Who knew you could 3D-print a violin – and have it sound good?! Meet 3DVARIUS, the world’s first 3D-printed violin. You can even hear it played alongside a real Stradivarius!
The World’s First 3D-Printed Violin
What You'll Find on This Page
I confess that a 3D-printed violin was not on my list of things to look for at CES. But, as someone who plays the violin (not very well, but I have since I was four years old), I knew I had to check it out when I passed the 3DVARIUS booth. The name on its own is clever, as is the clear design of the instrument.
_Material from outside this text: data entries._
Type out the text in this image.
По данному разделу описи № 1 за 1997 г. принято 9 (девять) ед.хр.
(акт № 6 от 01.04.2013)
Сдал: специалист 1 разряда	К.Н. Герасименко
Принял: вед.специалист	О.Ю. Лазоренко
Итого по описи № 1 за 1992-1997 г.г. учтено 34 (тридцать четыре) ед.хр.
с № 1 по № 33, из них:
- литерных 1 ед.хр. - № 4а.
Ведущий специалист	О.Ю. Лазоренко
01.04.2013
I heard violinist Pauline Henric playing as I approached the booth. She let me try the violin out myself, pushing the different pedals (see her foot above?) to show me the different sounds the instrument can make. The inventor of this violin, engineer-violinist Laurent Bernadac, explained the instruments single-piece design. He explained that this 3D-printed violin was designed for maximum comfort and sound control.
What Is It Like to Play a 3D-Printed Violin?
had no idea what to expect from an electric violin, and I found the 3DVARIUS shockingly easy to play! I started Suzuki violin when I was 4 years old. Playing violin was something everyone in my family did. We moved when I was 6, and after that I rarely took violin lessons. I kept playing, though, at least once a year. We weren’t allowed to open Christmas presents until we played Christmas music on our violins for my mom.
Comfort was a huge piece of my not falling in love with violin playing as a child. I struggled to find a way to hold my violin that felt remotely comfortable. The 3DVARIUS is infinitely more comfortable to hold than the many violins I have played over the course of my life.
How Does a 3D-Printed Violin Sound?
Several people commented on this violin when I posted it as part of a CES 2017 slideshow on Instagram, specifically asking what it sounds like. I tracked down a video of it being played alongside a Stradivarius violin. Note that the performers are the same people manning the booth at CES.
Having played the 3DVARIUS at CES, I feel like the difference in tone between these two instruments would be much more noticeable in real life than it is in this digital recording. That being said, I was amazed at how fun this instrument was to play. Now I am curious to compare it to more traditional electric violins.
Wondering how this violin is made? Here you go:
Priced at over $6,000, this violin is the most expensive violin I have personally played. It is a pretty big investment! That being said, Stradivarius violins sell for as much as 3.6 MILLION dollars. You can have your 3DVARIUS made to measure, you can give it a special name, and you can engrave a personal message on the surface. All of these personalized elements cost extra, of course. The made to measure element could be worth a lot to a violinist like my tiny cousin, who is really too small for a standard full-sized violin but wants a full-sized sound.
After playing this violin, I am curious to know what is possible at a lower price point for electric violins. All over the country, children play mediocre wooden violins in schools. I wonder if electric violins could be provided as a more durable, better sounding, and easier to play option? Can 3D-printed violins be created in school Maker studios?
I own a digital Roland piano with weighted keys because it sounds better than the “real” piano we can currently afford. Someday I hope to upgrade to a high quality traditional piano. In the meantime, my kids and I are grateful for the Roland. I wonder if this could be the future for violins as well?
Would you play a 3D-printed violin over a traditional wooden violin?